The Simple Path to Wealth by J. L. Collins

I’ve been very slowly munching my way through this personal finance book over the past several months, and I finally just finished it up this last week. This book came highly recommended by people in the FIRE (financial independence / retire early) community that I’ve been following for years, and I ended up snagging it on a daily Kindle deal for a steal. Basically, J. L. Collins writes this book as kind of a letter to his college-age daughter about how to build wealth young (no get-rich-quick pyramid schemes necessary). The book is straightforward and usually easy to understand, and while I’m nowhere close to employing the 50% savings rate (minimum) that he suggests, this book *did* convince me to finally let go of our financial advisor and manage our own investments (because the amount you lose over time in fees is INSANE).

Related Post: Our Plan To Retire By 50

Evvie Drake Starts Over by Linda Holmes

I guess I can no longer say that I “don’t do romances” because I’ve been reading quite a bit of books that fit into that genre lately, just because I don’t seem to have the desire to read anything too heavy or depressing right now. (Although I will say, there are still certain types of romance that I really just don’t do, and I don’t think that will ever change. But I have enjoyed some of the more contemporary romances coming out in the past few years where the plot line is substantial enough beyond the love story to make it worth my time.) I’m only about three-quarters of the way through this — and it won’t be winning any more than about 3 stars from me — but it’s been an enjoyable enough read the past few weeks, even if I think the character development is weak. It’s the story of how recent widow Evvie (who was actually about to leave her husband, which no one knew) ends up becoming the landlord of a recently disgraced Major League Baseball pitcher who seemed to suddenly lose his ability to pitch. If you need a fairly light story that will help to pass the time, this one’s okay, but I don’t think it’s one that will stick with me for very long.

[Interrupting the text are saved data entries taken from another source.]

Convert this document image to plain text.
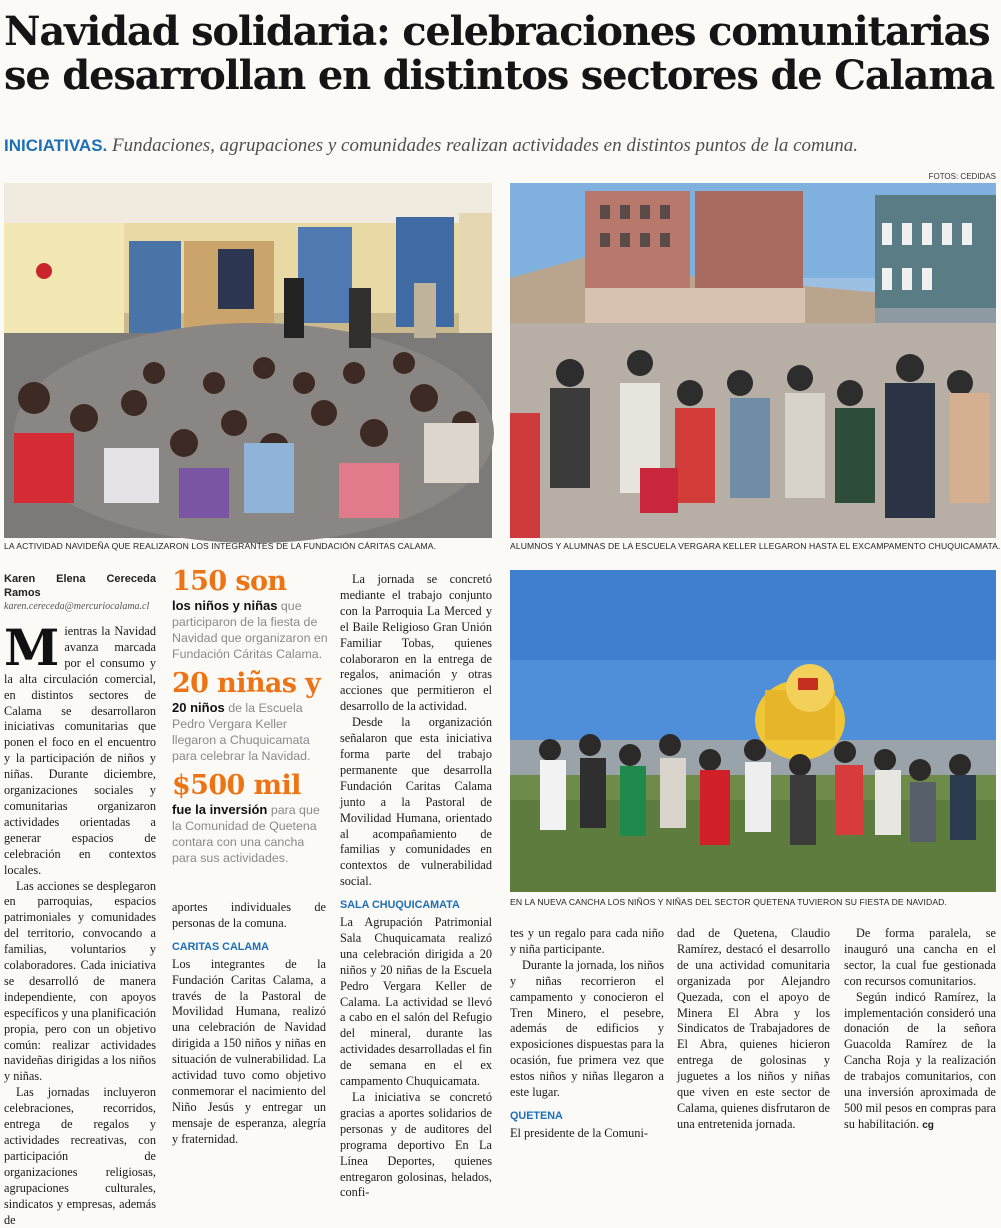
Navidad solidaria: celebraciones comunitarias se desarrollan en distintos sectores de Calama
INICIATIVAS. Fundaciones, agrupaciones y comunidades realizan actividades en distintos puntos de la comuna.
FOTOS: CEDIDAS
LA ACTIVIDAD NAVIDEÑA QUE REALIZARON LOS INTEGRANTES DE LA FUNDACIÓN CÁRITAS CALAMA.	ALUMNOS Y ALUMNAS DE LA ESCUELA VERGARA KELLER LLEGARON HASTA EL EXCAMPAMENTO CHUQUICAMATA.
EN LA NUEVA CANCHA LOS NIÑOS Y NIÑAS DEL SECTOR QUETENA TUVIERON SU FIESTA DE NAVIDAD.
Karen Elena Cereceda Ramos
karen.cereceda@mercuriocalama.cl

Mientras la Navidad avanza marcada por el consumo y la alta circulación comercial, en distintos sectores de Calama se desarrollaron iniciativas comunitarias que ponen el foco en el encuentro y la participación de niños y niñas. Durante diciembre, organizaciones sociales y comunitarias organizaron actividades orientadas a generar espacios de celebración en contextos locales.

Las acciones se desplegaron en parroquias, espacios patrimoniales y comunidades del territorio, convocando a familias, voluntarios y colaboradores. Cada iniciativa se desarrolló de manera independiente, con apoyos específicos y una planificación propia, pero con un objetivo común: realizar actividades navideñas dirigidas a los niños y niñas.

Las jornadas incluyeron celebraciones, recorridos, entrega de regalos y actividades recreativas, con participación de organizaciones religiosas, agrupaciones culturales, sindicatos y empresas, además de

150 son
los niños y niñas que participaron de la fiesta de Navidad que organizaron en Fundación Cáritas Calama.
20 niñas y
20 niños de la Escuela Pedro Vergara Keller llegaron a Chuquicamata para celebrar la Navidad.
$500 mil
fue la inversión para que la Comunidad de Quetena contara con una cancha para sus actividades.

aportes individuales de personas de la comuna.

CARITAS CALAMA

Los integrantes de la Fundación Caritas Calama, a través de la Pastoral de Movilidad Humana, realizó una celebración de Navidad dirigida a 150 niños y niñas en situación de vulnerabilidad. La actividad tuvo como objetivo conmemorar el nacimiento del Niño Jesús y entregar un mensaje de esperanza, alegría y fraternidad.

La jornada se concretó mediante el trabajo conjunto con la Parroquia La Merced y el Baile Religioso Gran Unión Familiar Tobas, quienes colaboraron en la entrega de regalos, animación y otras acciones que permitieron el desarrollo de la actividad.

Desde la organización señalaron que esta iniciativa forma parte del trabajo permanente que desarrolla Fundación Caritas Calama junto a la Pastoral de Movilidad Humana, orientado al acompañamiento de familias y comunidades en contextos de vulnerabilidad social.

SALA CHUQUICAMATA

La Agrupación Patrimonial Sala Chuquicamata realizó una celebración dirigida a 20 niños y 20 niñas de la Escuela Pedro Vergara Keller de Calama. La actividad se llevó a cabo en el salón del Refugio del mineral, durante las actividades desarrolladas el fin de semana en el ex campamento Chuquicamata.

La iniciativa se concretó gracias a aportes solidarios de personas y de auditores del programa deportivo En La Línea Deportes, quienes entregaron golosinas, helados, confi-

tes y un regalo para cada niño y niña participante.

Durante la jornada, los niños y niñas recorrieron el campamento y conocieron el Tren Minero, el pesebre, además de edificios y exposiciones dispuestas para la ocasión, fue primera vez que estos niños y niñas llegaron a este lugar.

QUETENA

El presidente de la Comuni-

dad de Quetena, Claudio Ramírez, destacó el desarrollo de una actividad comunitaria organizada por Alejandro Quezada, con el apoyo de Minera El Abra y los Sindicatos de Trabajadores de El Abra, quienes hicieron entrega de golosinas y juguetes a los niños y niñas que viven en este sector de Calama, quienes disfrutaron de una entretenida jornada.

De forma paralela, se inauguró una cancha en el sector, la cual fue gestionada con recursos comunitarios.

Según indicó Ramírez, la implementación consideró una donación de la señora Guacolda Ramírez de la Cancha Roja y la realización de trabajos comunitarios, con una inversión aproximada de 500 mil pesos en compras para su habilitación. cg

Related Post: 12 Love Stories For People Who “Don’t Do” Romances

168 Hours: You Have More Time Than You Think by Laura Vanderkam

This is one that has been on my “Currently Reading” shelf on Goodreads for well over a year (seriously), so I finally decided I’d best just dig it out and finish it up already. This is now the third book I’ve read by Vanderkam (4th if you count one of her mini books that I read), and this is what I’ve decided — while some of her ideas and strategies are brilliant and life-changing and totally things that have kept me thinking about them years and years later, there are many parts of her life philosophy surrounding work and family life and money that frankly just kind of bug me. This book is no exception. Once again, I’ll be taking certain concepts forward with me forever (like the power of chunking the amount of hours you have by the week rather than by the day and her 100 Dreams list), and I’ll just ignore or forget the rest. If you’re new to Vanderkam, I gave her book Off the Clock the full 5 stars (which rarely happens), and that’s definitely the one I would recommend to anyone. This one can probably be a pass for most people unless you’re really needing to try and free up some hours in your week and are willing to make the trade-offs and learn the strategies for doing so. (Fun fact: I was actually interviewed for an article that Vanderkam wrote years ago about goal setting, which you can read HERE. I also completed the time-tracking exercise she recommends in all of her books, which I blogged all about HERE.)

What is your fall reading life looking like lately? (And also, if there are any other beauty/makeup trends that are worth trying out, pass them my way!)